Entre deux chroniques viennent se greffer les histoires de genres musicaux importants autant que décalés, que ce soit la dub ou encore le black métal. Des genres auxquels on oserait surement pas se frotter en temps normal, par snobisme surement, flemme sans doute, peur de l’étrange et du bizarre aussi. Cet aspect encyclopédique s’apprécie donc comme un rhum arrangé à nos envies, fort et corsé au premier jour, sachant révéler ses saveurs au fil des lectures et relectures. Pour en saisir les nuances, il faut le laisser en évidence quelque part, près de votre enceinte, ordinateur ou chaine hifi. L’ouvrir intime forcément à un voyage vers un ailleurs et pour l’apprécier, mieux vaut ne prendre qu’un seul vol et en profiter, d’autant que les créateurs et créatrices dont ils font état ont une discographie parfois facilement exploitable, souvent une montagne à gravir.

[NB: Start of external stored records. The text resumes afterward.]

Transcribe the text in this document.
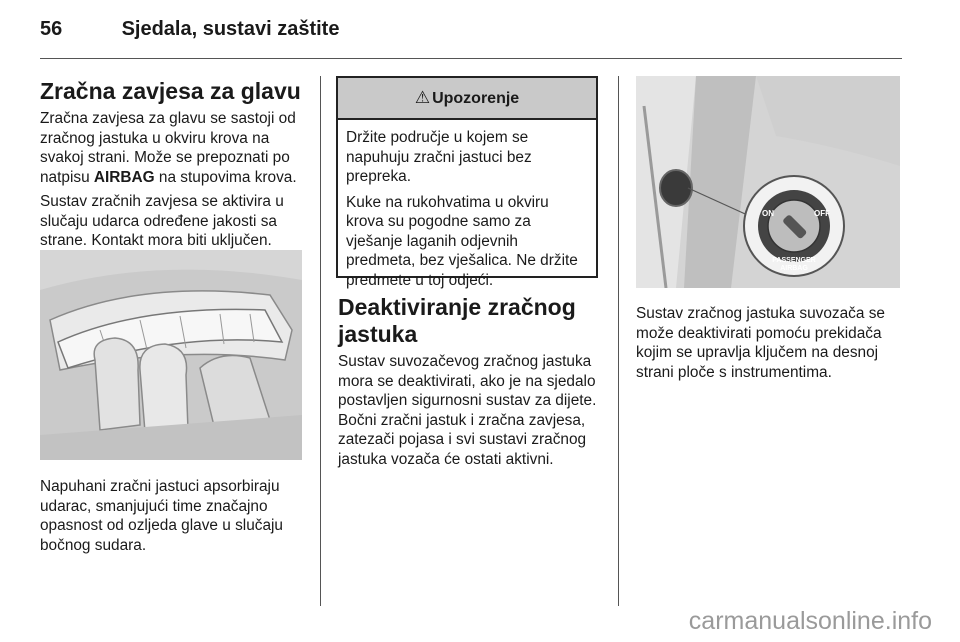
56	Sjedala, sustavi zaštite
Zračna zavjesa za glavu

Zračna zavjesa za glavu se sastoji od zračnog jastuka u okviru krova na svakoj strani. Može se prepoznati po natpisu AIRBAG na stupovima krova.

Sustav zračnih zavjesa se aktivira u slučaju udarca određene jakosti sa strane. Kontakt mora biti uključen.

Napuhani zračni jastuci apsorbiraju udarac, smanjujući time značajno opasnost od ozljeda glave u slučaju bočnog sudara.

⚠ Upozorenje

Držite područje u kojem se napuhuju zračni jastuci bez prepreka.

Kuke na rukohvatima u okviru krova su pogodne samo za vješanje laganih odjevnih predmeta, bez vješalica. Ne držite predmete u toj odjeći.

Deaktiviranje zračnog jastuka

Sustav suvozačevog zračnog jastuka mora se deaktivirati, ako je na sjedalo postavljen sigurnosni sustav za dijete. Bočni zračni jastuk i zračna zavjesa, zatezači pojasa i svi sustavi zračnog jastuka vozača će ostati aktivni.

ON	OFF
PASSENGER
AIRBAG

Sustav zračnog jastuka suvozača se može deaktivirati pomoću prekidača kojim se upravlja ključem na desnoj strani ploče s instrumentima.

carmanualsonline.info
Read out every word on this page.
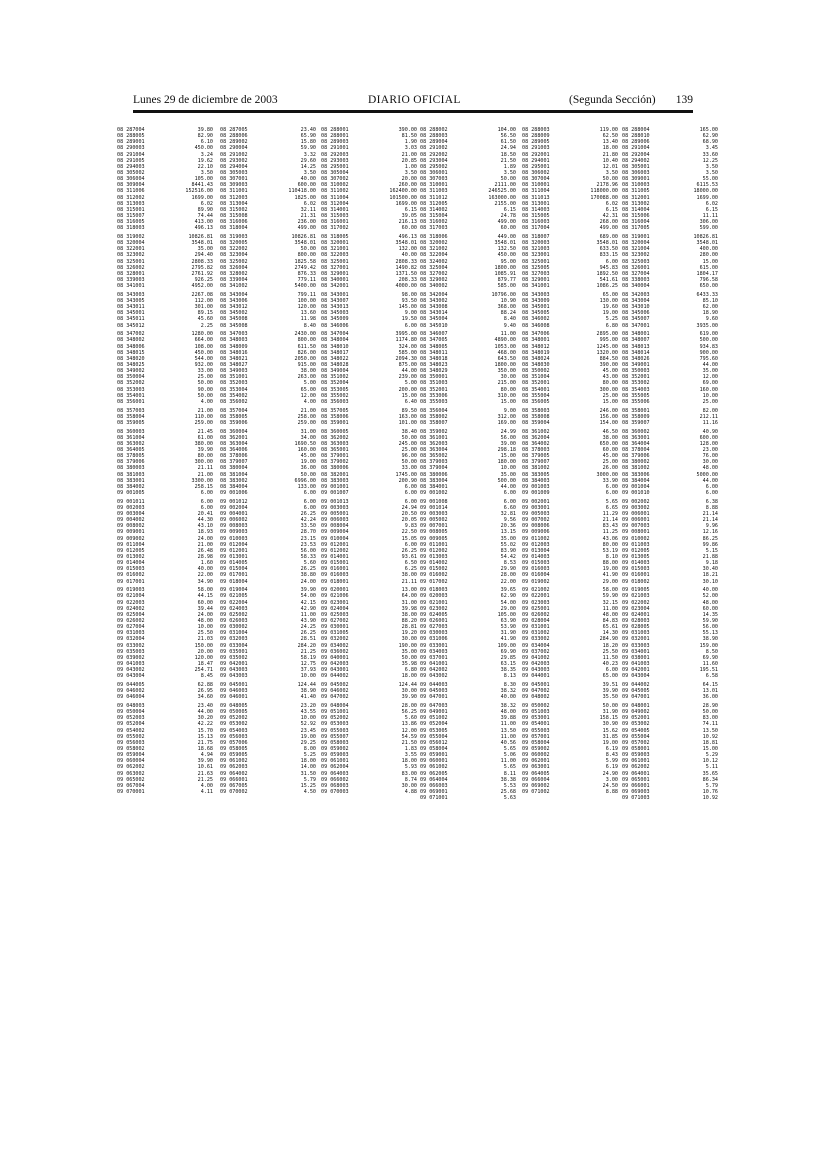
Lunes 29 de diciembre de 2003	DIARIO OFICIAL	(Segunda Sección) 139
08 287004	39.80
08 288005	82.90
08 289001	6.10
08 290003	450.00
08 291004	3.24
08 291005	19.62
08 294003	22.10
08 305002	3.50
08 306004	105.00
08 309004	8441.43
08 311006	152516.00
08 312002	1699.00
08 313003	6.02
08 315001	89.90
08 315007	74.44
08 316005	413.00
08 318003	496.13
08 319002	10826.81
08 320004	3548.01
08 322001	35.00
08 323002	294.40
08 325001	2808.33
08 326002	2795.82
08 328001	2761.92
08 339003	926.25
08 341001	4952.00
08 343003	2267.08
08 343005	112.00
08 343011	301.00
08 345001	89.15
08 345011	45.60
08 345012	2.25
08 347002	1280.00
08 348002	664.00
08 348006	108.00
08 348015	450.00
08 348020	544.00
08 348025	932.00
08 349002	33.00
08 350004	25.00
08 352002	50.00
08 353003	90.00
08 354001	50.00
08 356001	4.00
08 357003	21.00
08 358004	110.00
08 359005	259.00
08 360003	21.45
08 361004	61.00
08 363002	380.00
08 364005	39.90
08 378005	80.00
08 379006	300.00
08 380003	21.11
08 381003	21.00
08 383001	3300.00
08 384002	258.15
09 001005	6.00
09 001011	6.00
09 002003	6.00
09 003004	20.41
09 004002	44.30
09 008002	43.10
09 009001	18.93
09 009002	24.00
09 011004	21.00
09 012005	26.48
09 013002	28.98
09 014004	1.60
09 015003	40.00
09 016002	22.00
09 017001	34.90
09 019003	58.00
09 021004	44.15
09 022003	60.00
09 024002	39.44
09 025004	24.00
09 026002	48.00
09 027004	10.00
09 031003	25.50
09 032004	21.03
09 033002	150.00
09 035003	20.00
09 039002	120.00
09 041003	18.47
09 043002	254.71
09 043004	8.45
09 044005	62.88
09 046002	26.95
09 046004	34.60
09 048003	23.40
09 050004	44.00
09 052003	30.20
09 052004	42.22
09 054002	15.70
09 055002	15.13
09 056003	21.75
09 058002	18.68
09 059004	4.94
09 060004	39.90
09 062002	10.61
09 063002	21.63
09 065002	21.25
09 067004	4.00
09 070001	4.11
08 287005	23.40
08 288006	65.90
08 289002	15.80
08 290004	59.90
08 291002	3.32
08 293002	29.60
08 294004	14.25
08 305003	3.50
08 307001	40.00
08 309003	600.00
08 311001	110418.00
08 312003	1825.00
08 313004	6.02
08 315002	32.11
08 315008	21.31
08 316006	236.00
08 318004	499.00
08 319003	10826.81
08 320005	3548.01
08 322002	50.00
08 323004	800.00
08 325002	1825.58
08 326004	2749.42
08 328002	876.33
08 339004	779.11
08 341002	5400.00
08 343004	799.11
08 343006	100.00
08 343012	120.00
08 345002	13.60
08 345008	11.98
08 345008	8.40
08 347003	2430.00
08 348003	800.00
08 348009	611.50
08 348016	826.00
08 348021	2050.00
08 348027	915.00
08 349003	38.00
08 351001	263.00
08 352003	5.00
08 353004	65.00
08 354002	12.00
08 356002	4.00
08 357004	21.00
08 358005	258.00
08 359006	259.00
08 360004	31.00
08 362001	34.00
08 363004	1690.50
08 364006	160.00
08 378006	45.00
08 379007	19.00
08 380004	36.00
08 381004	50.00
08 383002	6996.00
08 384004	133.00
09 001006	6.00
09 001012	6.00
09 002004	6.00
09 004001	26.25
09 006002	42.24
09 008003	33.50
09 009003	28.70
09 010003	23.15
09 012004	23.53
09 012001	56.00
09 013001	58.33
09 014005	5.60
09 015004	26.25
09 017001	38.80
09 018004	24.00
09 019004	39.90
09 021005	54.00
09 022004	42.15
09 024003	42.90
09 025002	11.00
09 026003	43.90
09 030002	24.25
09 031004	26.25
09 032003	28.51
09 033004	284.20
09 035001	21.25
09 035002	58.19
09 042001	12.75
09 043003	37.93
09 043003	10.00
09 045001	124.44
09 046003	38.90
09 046001	41.40
09 048005	23.20
09 050005	43.55
09 052002	10.00
09 053002	52.92
09 054003	23.45
09 056003	19.00
09 057006	29.25
09 058005	8.00
09 059005	5.25
09 061002	18.00
09 062003	14.00
09 064002	31.50
09 066001	5.79
09 067005	15.25
09 070002	4.50
08 288001	390.00
08 288001	81.50
08 289003	1.90
08 291001	3.03
08 292003	21.00
08 293003	20.85
08 295001	1.00
08 305004	3.50
08 307002	20.00
08 310002	260.00
08 311002	162400.00
08 311004	101500.00
08 312004	1699.00
08 314001	6.15
08 315003	39.05
08 316001	216.13
08 317002	60.00
08 318005	496.13
08 320001	3548.01
08 321001	132.00
08 322003	40.00
08 325001	2808.33
08 327001	1490.82
08 329001	1371.50
08 340001	208.33
08 342001	4000.00
08 343001	98.00
08 343007	93.50
08 343013	145.00
08 345003	9.00
08 345009	19.50
08 346006	6.00
08 347004	3995.00
08 348004	1174.80
08 348010	324.00
08 348017	585.00
08 348022	2094.30
08 348028	875.00
08 349004	44.00
08 351002	239.00
08 352004	5.00
08 353005	200.00
08 355002	15.00
08 356003	6.40
08 357005	89.50
08 358006	163.00
08 359001	101.00
08 360005	38.40
08 362002	50.00
08 363003	245.00
08 365001	25.00
08 379001	96.00
08 379002	50.00
08 380006	33.00
08 382001	1745.00
08 383003	200.90
09 001001	6.00
09 001007	6.00
09 001013	6.00
09 003003	24.94
09 005001	20.50
09 006003	20.05
09 008004	9.83
09 009004	22.50
09 010004	15.05
09 012001	6.00
09 012002	26.25
09 014001	93.61
09 015001	6.50
09 016001	6.25
09 016003	38.00
09 018001	21.11
09 020001	13.00
09 021006	64.00
09 023001	31.00
09 024004	39.98
09 025003	38.00
09 027002	88.20
09 030001	28.81
09 031005	19.20
09 032002	30.00
09 034002	190.00
09 036002	35.00
09 040001	50.00
09 042003	35.98
09 043001	6.80
09 044002	18.00
09 045002	124.44
09 046002	30.00
09 047002	39.90
09 048004	28.00
09 051001	56.25
09 052002	5.60
09 053003	13.86
09 055003	12.00
09 055007	54.59
09 058003	21.50
09 059002	1.83
09 059003	3.55
09 061001	18.00
09 062004	5.93
09 064003	83.00
09 066002	8.74
09 068003	30.00
09 070003	4.88
08 288002	104.00
08 288003	56.50
08 289004	61.50
08 291002	24.94
08 292002	18.50
08 293004	21.50
08 295002	1.89
08 306001	3.50
08 307003	50.00
08 310001	2111.00
08 311003	246525.00
08 311012	163000.00
08 312005	2155.00
08 314002	6.15
08 315004	24.78
08 316002	499.00
08 317003	60.00
08 318006	449.00
08 320002	3548.01
08 321002	132.50
08 322004	450.00
08 324002	95.00
08 325004	1800.00
08 327002	1085.91
08 329002	879.77
08 340002	585.00
08 342004	10796.00
08 343002	10.90
08 343008	368.00
08 343014	88.24
08 345004	8.40
08 345010	9.40
08 346007	11.00
08 347005	4890.00
08 348005	1053.00
08 348011	468.00
08 348018	643.50
08 348023	1800.00
08 348029	350.00
08 350001	30.00
08 351003	215.00
08 352001	80.00
08 353006	310.00
08 355003	15.00
08 356004	9.00
08 358002	312.00
08 358007	169.00
08 359002	24.99
08 361001	56.00
08 362003	39.00
08 363004	298.18
08 365002	15.00
08 379003	180.00
08 379004	10.00
08 380006	35.00
08 383004	500.00
08 384001	44.00
09 001002	6.00
09 001008	6.00
09 001014	6.60
09 003003	32.81
09 005002	9.56
09 007001	20.36
09 008005	13.15
09 009005	35.00
09 011001	55.02
09 012002	83.90
09 013003	54.42
09 014002	8.53
09 015002	29.90
09 016002	28.00
09 017002	22.00
09 018003	39.65
09 020003	62.90
09 021001	54.00
09 023002	29.00
09 024005	105.00
09 026001	63.90
09 027003	53.90
09 030003	31.90
09 031006	41.90
09 033001	109.00
09 034003	69.90
09 037001	29.85
09 041001	63.15
09 042002	38.35
09 043002	8.13
09 044003	8.30
09 045003	38.32
09 047001	40.00
09 047003	38.32
09 049001	48.00
09 051002	39.88
09 052004	11.00
09 053005	13.50
09 055004	11.00
09 056012	40.56
09 058004	5.65
09 059001	5.06
09 060001	11.00
09 061002	5.65
09 062005	8.11
09 064004	38.38
09 066003	5.53
09 069001	25.68
09 071001	5.63
08 288003	119.00
08 288009	62.50
08 289005	13.40
08 291003	18.00
08 292001	21.80
08 294001	10.40
08 295001	12.01
08 306002	3.50
08 307004	50.00
08 310001	2178.96
08 311004	118000.00
08 311013	170088.00
08 313001	6.02
08 314003	6.15
08 315005	42.31
08 316003	268.00
08 317004	499.00
08 318007	689.00
08 320003	3548.01
08 321003	633.50
08 323001	833.15
08 325001	6.00
08 325005	945.83
08 327003	1892.50
08 329001	541.61
08 341001	1086.25
08 343003	65.00
08 343009	130.00
08 345001	19.60
08 345005	19.00
08 346002	5.25
08 346008	6.80
08 347006	2895.00
08 348001	995.00
08 348012	1245.00
08 348019	1320.00
08 348024	884.50
08 348030	390.00
08 350002	45.00
08 351004	43.00
08 352001	80.00
08 354001	300.00
08 355004	25.00
08 356005	15.00
08 358003	246.00
08 358008	156.00
08 359004	154.00
08 361002	46.50
08 362004	38.00
08 364002	650.00
08 378003	60.00
08 379005	45.00
08 379007	25.00
08 381002	26.00
08 383005	3000.00
08 384003	33.90
09 001003	6.00
09 001009	6.00
09 002001	5.65
09 003001	6.65
09 005003	11.29
09 007002	21.14
09 008006	83.43
09 009006	11.25
09 011002	43.06
09 012003	80.00
09 013004	53.19
09 014003	8.10
09 015003	88.00
09 016003	19.00
09 016004	41.90
09 019002	29.00
09 021002	58.00
09 022001	59.90
09 023003	32.15
09 025001	11.00
09 026002	48.00
09 028004	84.83
09 031001	65.61
09 031002	14.30
09 033002	284.90
09 034004	18.20
09 037002	25.50
09 041002	11.50
09 042003	40.23
09 043003	6.00
09 044001	65.00
09 045001	39.51
09 047002	39.90
09 048002	35.50
09 050002	50.00
09 051003	31.90
09 053001	158.15
09 054001	30.90
09 055003	15.62
09 057001	31.85
09 058004	19.00
09 059002	6.19
09 060002	8.43
09 062001	5.99
09 063001	6.19
09 064005	24.90
09 066004	3.00
09 069002	24.50
09 071002	8.88
08 288004	165.00
08 288010	62.90
08 289006	68.90
08 291004	3.45
08 292004	33.60
08 294002	12.25
08 305001	3.50
08 306003	3.50
08 309001	55.00
08 310003	6115.53
08 311005	18000.00
08 312001	1699.00
08 313002	6.02
08 314004	6.15
08 315006	11.11
08 316004	306.00
08 317005	599.00
08 319001	10826.81
08 320004	3548.01
08 321004	400.00
08 323002	280.00
08 325003	15.00
08 326001	615.00
08 327004	1804.17
08 338003	796.58
08 340004	650.00
08 342003	6433.33
08 343004	85.10
08 343010	62.00
08 345006	18.90
08 345007	9.60
08 347001	3935.00
08 348001	619.00
08 348007	500.00
08 348013	934.83
08 348014	900.00
08 348026	795.60
08 349001	44.00
08 350003	35.00
08 352001	12.00
08 353002	69.00
08 354003	160.00
08 355005	10.00
08 355006	25.00
08 358001	82.00
08 358009	212.11
08 359007	11.16
08 360002	40.90
08 363001	600.00
08 364004	128.00
08 378004	23.00
08 379006	76.00
08 380002	30.00
08 381002	48.00
08 383006	5000.00
08 384004	44.00
09 001004	6.00
09 001010	6.00
09 002002	6.38
09 003002	8.88
09 006001	21.14
09 006001	21.14
09 007003	9.96
09 008001	12.16
09 010002	86.25
09 011003	99.86
09 012005	5.15
09 013005	21.88
09 014003	9.18
09 015003	30.40
09 016001	18.21
09 018002	30.10
09 019005	40.00
09 021003	52.00
09 022002	48.00
09 023004	60.00
09 024001	14.35
09 028003	59.90
09 028005	56.00
09 031003	55.13
09 032001	38.90
09 033003	159.00
09 034001	8.50
09 038001	69.90
09 041003	11.60
09 042001	195.51
09 043004	6.58
09 044002	64.15
09 045005	13.01
09 047001	36.00
09 048001	28.90
09 049002	50.00
09 052001	83.00
09 053002	74.11
09 054005	13.50
09 055004	10.92
09 057002	18.81
09 058001	15.00
09 059003	5.29
09 061001	10.12
09 062002	5.11
09 064001	35.65
09 065001	86.34
09 066001	5.79
09 069003	10.76
09 071003	10.92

L’approche graphique de Moog suit le mouvement, son noir et blanc attire, surprend puis explose les cases. Son trait, qu’on aimerait voir s’animer tant il est parlant et courbe n’est jamais neutre, il inonde le regard d’une poésie folle. On pense au Lock Groove de JC Menu ou à Crumb et son Mister Nostalgia. La plupart des chroniqués n’ont pas un tube qui passe dans les soirées branchées ou les repas de communion mais ils sont néanmoins des pierres angulaires de la musique, des pointures de l’avant garde, de celles qui tentent, osent, essayent et se cassent les dents. De celles qui par leurs refus des conventions et des chemins tous tracés continuent encore et toujours de nourrir une chose: nos imaginaires.
- Underground
- Scénariste : Arnaud Le Gouëfflec
- Dessinateur : Nicolas Moog
- Editeur : Glénat, collection 1000 feuilles
- Prix : 30 €
- Parution : 14 avril 2021
- ISBN : 9782344042182
Résumé: En 50 chroniques musicales aussi barrées que touchantes, voyage sur l’autre versant de la musique à la découverte de maestros méconnus, géniteurs de chefs d’oeuvres sous-écoutés ou marge rime avec rage.